No se concibe La Habana sin la Rampa, la Escalinata Universitaria, la Plaza de la Revolución ni la heladería Coppe-
lia. Tampoco se concibe sin su Malecón, el sitio más cosmopolita de la urbe. Tanta importancia se le da, que ese nombre genérico y que es sinónimo de dique, adquiere aquí categoría de nombre propio y se escribe con letra inicial mayúscula.
Son algo más de siete kilómetros de un muro que corre de este a oeste y se extiende entre dos fortalezas coloniales: el castillo de La Punta, al comienzo del Paseo del Prado, y el castillito de La Chorrera, a la vera de la desembocadura del río Almendares. Del lado de acá, la ciudad vieja y nueva, con algunos de sus mejores hoteles, monumentos y parques; del otro lado, el mar abierto, azul, sencillo, democrático, como lo definiera nuestro gran poeta Nicolás Guillén. Una transitada avenida lo bordea de extremo a extremo y cada uno de sus cuatro tramos tiene un nombre que lo identifica. Pero para cualquier habanero que se respete, la costanera, a pesar de sus tramos, no tiene más nombre que Malecón, el camino más rápido para conectarse con Miramar y la Marina Hemingway desde La Habana Vieja, y que se convierte durante los carnavales habaneros en la pista de baile más grande del mundo.
Así como no se concibe La Habana sin ese muro y su populosa vía aledaña, no se concibe el Malecón sin sus enamorados y sus pescadores. Desde que hace más de cien años comenzó a construirse esa obra que embelleció la ciudad, los habaneros lo hicieron lugar de preferencia para el paseo. Y parejas de enamorados, acunadas por la brisa marina, acudieron en busca de intimidad: una intimidad que consiguen inexplicablemente aunque casi a su lado se hallen sentadas otras parejas con idéntico propósito.

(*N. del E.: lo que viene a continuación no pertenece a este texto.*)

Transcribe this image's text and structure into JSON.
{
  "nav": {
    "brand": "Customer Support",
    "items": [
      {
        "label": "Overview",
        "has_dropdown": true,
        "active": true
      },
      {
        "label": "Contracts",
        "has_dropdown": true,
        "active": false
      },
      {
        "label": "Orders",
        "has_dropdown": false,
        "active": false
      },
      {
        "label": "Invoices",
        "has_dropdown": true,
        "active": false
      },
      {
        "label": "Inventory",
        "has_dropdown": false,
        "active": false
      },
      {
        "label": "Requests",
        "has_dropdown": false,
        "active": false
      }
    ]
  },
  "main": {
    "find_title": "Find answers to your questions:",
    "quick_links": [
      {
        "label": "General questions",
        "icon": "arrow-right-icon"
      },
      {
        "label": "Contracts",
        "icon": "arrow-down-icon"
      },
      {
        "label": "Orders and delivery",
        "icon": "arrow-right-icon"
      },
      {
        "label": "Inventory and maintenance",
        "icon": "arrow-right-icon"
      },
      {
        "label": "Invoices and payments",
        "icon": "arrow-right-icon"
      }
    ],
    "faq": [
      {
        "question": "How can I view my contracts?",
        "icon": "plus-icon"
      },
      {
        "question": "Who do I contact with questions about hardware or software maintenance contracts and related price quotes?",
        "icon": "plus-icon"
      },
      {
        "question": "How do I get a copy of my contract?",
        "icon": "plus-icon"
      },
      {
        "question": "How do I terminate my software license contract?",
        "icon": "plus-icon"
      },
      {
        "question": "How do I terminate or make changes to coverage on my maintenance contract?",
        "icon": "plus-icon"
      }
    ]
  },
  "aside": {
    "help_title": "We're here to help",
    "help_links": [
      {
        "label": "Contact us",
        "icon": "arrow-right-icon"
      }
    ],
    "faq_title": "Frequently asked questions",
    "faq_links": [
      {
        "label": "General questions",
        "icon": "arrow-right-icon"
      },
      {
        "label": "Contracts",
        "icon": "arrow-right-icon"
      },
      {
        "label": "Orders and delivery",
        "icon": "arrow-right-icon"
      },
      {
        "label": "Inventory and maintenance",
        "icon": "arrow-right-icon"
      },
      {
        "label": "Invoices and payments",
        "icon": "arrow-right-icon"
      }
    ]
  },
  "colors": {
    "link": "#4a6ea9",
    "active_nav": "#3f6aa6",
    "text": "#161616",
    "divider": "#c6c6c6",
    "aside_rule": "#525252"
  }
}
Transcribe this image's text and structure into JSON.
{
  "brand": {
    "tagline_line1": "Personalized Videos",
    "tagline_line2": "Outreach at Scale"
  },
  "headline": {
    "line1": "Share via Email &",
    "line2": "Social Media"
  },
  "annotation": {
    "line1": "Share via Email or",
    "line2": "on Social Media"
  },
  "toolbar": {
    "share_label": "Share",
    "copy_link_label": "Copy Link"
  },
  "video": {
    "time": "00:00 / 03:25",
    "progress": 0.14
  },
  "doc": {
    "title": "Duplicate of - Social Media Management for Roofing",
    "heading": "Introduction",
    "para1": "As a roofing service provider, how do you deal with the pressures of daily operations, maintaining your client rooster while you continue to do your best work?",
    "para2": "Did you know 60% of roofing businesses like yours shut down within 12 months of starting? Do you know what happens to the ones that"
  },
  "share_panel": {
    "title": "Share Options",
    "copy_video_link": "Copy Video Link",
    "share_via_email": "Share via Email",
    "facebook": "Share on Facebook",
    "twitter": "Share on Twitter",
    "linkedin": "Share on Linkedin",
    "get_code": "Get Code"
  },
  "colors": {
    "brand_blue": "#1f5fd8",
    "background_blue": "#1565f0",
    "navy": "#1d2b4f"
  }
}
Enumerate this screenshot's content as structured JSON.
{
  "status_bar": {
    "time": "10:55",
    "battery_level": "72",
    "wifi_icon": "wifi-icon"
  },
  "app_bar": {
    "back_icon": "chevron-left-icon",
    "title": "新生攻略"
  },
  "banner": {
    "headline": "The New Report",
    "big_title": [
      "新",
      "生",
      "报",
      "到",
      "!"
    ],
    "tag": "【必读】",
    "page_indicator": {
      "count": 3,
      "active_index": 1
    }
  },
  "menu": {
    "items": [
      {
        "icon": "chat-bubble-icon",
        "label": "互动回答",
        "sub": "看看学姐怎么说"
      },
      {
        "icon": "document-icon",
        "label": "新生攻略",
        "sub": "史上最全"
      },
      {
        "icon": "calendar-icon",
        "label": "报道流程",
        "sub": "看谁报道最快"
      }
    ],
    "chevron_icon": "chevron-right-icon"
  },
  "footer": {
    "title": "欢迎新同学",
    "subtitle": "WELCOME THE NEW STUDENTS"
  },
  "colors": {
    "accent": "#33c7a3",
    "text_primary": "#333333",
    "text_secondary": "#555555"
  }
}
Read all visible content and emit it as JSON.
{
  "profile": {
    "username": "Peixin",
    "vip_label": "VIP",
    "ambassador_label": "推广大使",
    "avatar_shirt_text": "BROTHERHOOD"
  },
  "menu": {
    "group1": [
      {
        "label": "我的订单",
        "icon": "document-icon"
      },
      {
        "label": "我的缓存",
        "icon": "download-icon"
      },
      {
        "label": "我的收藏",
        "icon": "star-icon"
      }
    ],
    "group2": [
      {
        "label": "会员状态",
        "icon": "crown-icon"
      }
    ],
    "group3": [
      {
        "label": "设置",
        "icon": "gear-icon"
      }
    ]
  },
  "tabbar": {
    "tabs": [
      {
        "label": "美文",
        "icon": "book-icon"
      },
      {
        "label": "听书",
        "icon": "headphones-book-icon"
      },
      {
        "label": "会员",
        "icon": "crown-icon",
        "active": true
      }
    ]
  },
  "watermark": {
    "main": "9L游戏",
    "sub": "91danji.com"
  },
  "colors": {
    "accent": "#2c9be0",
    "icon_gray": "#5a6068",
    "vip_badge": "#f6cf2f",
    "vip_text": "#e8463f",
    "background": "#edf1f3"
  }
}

Eso ocurre sobre todo en las noches. De día, el Malecón es de los pescadores. No se sabe cuándo empezaron a aparecer. Tal vez hayan estado siempre. Los de aquí son, como todos los pescadores del mundo, gente callada, de paciencia infinita, de una constancia y un optimismo dignos de mejor causa y exagerados a más no poder cuando aluden a su ocupación. Aunque las aguas de la zona no están exentas de contaminación, se mantienen habitables para numerosas especies gracias al movimiento incesante de las corrientes: mar afuera, la famosa corriente del Golfo, y, pegada a la tierra, la contracorriente costera, que los marineros españoles llamaron en el pasado la revesa de La Habana, por lo difícil que hacía que grandes buques entraran al puerto. Llegan con sus avíos, los despliegan y ¡a pescar! Aunque a veces nada pesquen o cobren solo una pobre captura tras muchas horas de faena bajo un sol de justicia que hace caer barretas encendidas sobre sus cabezas.
No importa. Nada los desanima. Son toda una estirpe. Tienen linaje y nobleza. Son los pescadores del Malecón, y volverán al día siguiente para más de lo mismo. Lo curioso es que a la mayoría de ellos no los alienta el interés material. Solo el gusto por hacer lo que hacen para después comentar con otros pescadores que consiguieron atrapar el peje más grande del mundo, que solo existió en su imaginación y en su deseo.